But why let accuracy preclude name-calling? Tom doubts that gay and lesbian Christians can reconcile the exercise of their sexual inclinations with the theology he is entrusted to protect and promulgate. He thinks, risibly enough, that the phrase “of the body” in the millennia-old articulation of Christian faith in the “resurrection of the body“ should actually be understood to refer to bodies. No one sophisticated enough to work at the Revealer could be suspected of so callow a blunder!
I tell you, the more I hear from the prominent voices of Christian progressivism, the more determined they seem to fulfill all their adversaries’ worst opinions of them. If Tom is a fundamentalist, so am I. If Tom is a fundamentalist, all the term can mean is that the accuser thinks he or she is smarter than Tom. Guess what: you’re wrong both about Tom and about yourself.
Thanks for posting this, AKMA. It is indeed galling that dissent from the liberal establishment is interpreted as “declaring war.” What a Manichean world these folks live in.
On reflection, and realizing this article and the comments that follow come from Britain, I wonder how much of this is due to the prevailing anti-clericalism that has predominated there for the past half century. Let me narrate: Up to that point, the English church was deeply entangled with the establishment. When the establishment moved on, it expected the church to simply fade into the background, perhaps akin to the harmless symbolism of the monarchy. So when the church wants rather to contest public space (partly by saying that the establishment “has no clothes”), it’s seen as rudely interrupting and ill-mannered. Adding to this is the British (and I understand this a little, living in “British North America”) fear of American cultural incursion. And they can only narrate Wright’s contestation as some species of “American-style religious fundamentalism”, or the culture-wars.

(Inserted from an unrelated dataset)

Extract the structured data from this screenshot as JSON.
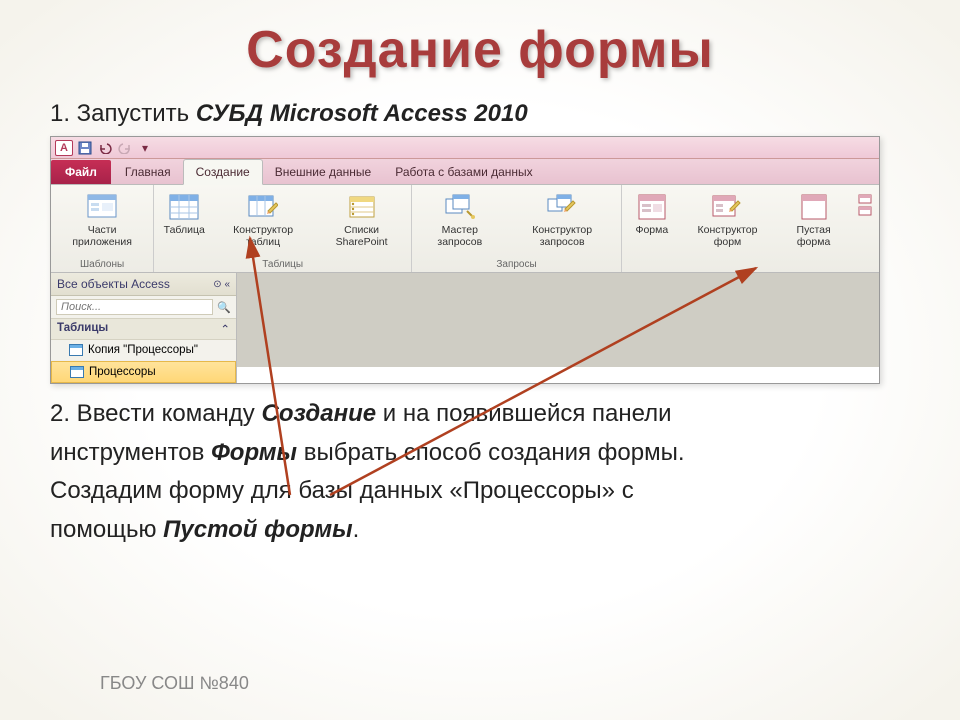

But it still bugs me to no end!
I’m the guilty party here. And I’ll just say straight out that I agree with you, AKMA. You’re HALF-right. Tom Wright doesn’t sound like a fundamentalist. He does insist on some literalist readings of the Bible, though, and he does make that interpretation sound subtle and interesting. Forgive me for saying so! In fact, in that particular regard he’s in the same camp theologically, if not politically, as Radical Orthodoxy, a theological movement about which I’ve been writing in glowing terms for years.
The title of the post was a bit of light snark directed at New Statesman — another publication for which I bear no actual ill will, since I occasionally write for them. The tone of the piece, I thought, suggested amazement at the fact that a British Anglican bishop could hold such conservative views. By juxtaposing “cleverest” and “fundamentalist,” I thought I’d signaled some irony. Evidently not.
So I’m guilty of mislabeling your pal, and my apologies to him. But you’re certainly just as guilty as falling back on the incredibly tiresome accusation of “Manhattanite liberalism.” You should know better, AKMA, and from what I’ve read in the past, you do. Accusing someone of “Manhattanite liberalism” has a “you people” ring to it, and I’m not talking about Yankees fans. That rhetoric is coded anti-Semitism. So deeply coded into the culture now that people who’d never dream an anti-Semitic thought think it’s appropriate to use. Sort of like those people who in all good faith invoke a “culture of poverty” to describe African American communities.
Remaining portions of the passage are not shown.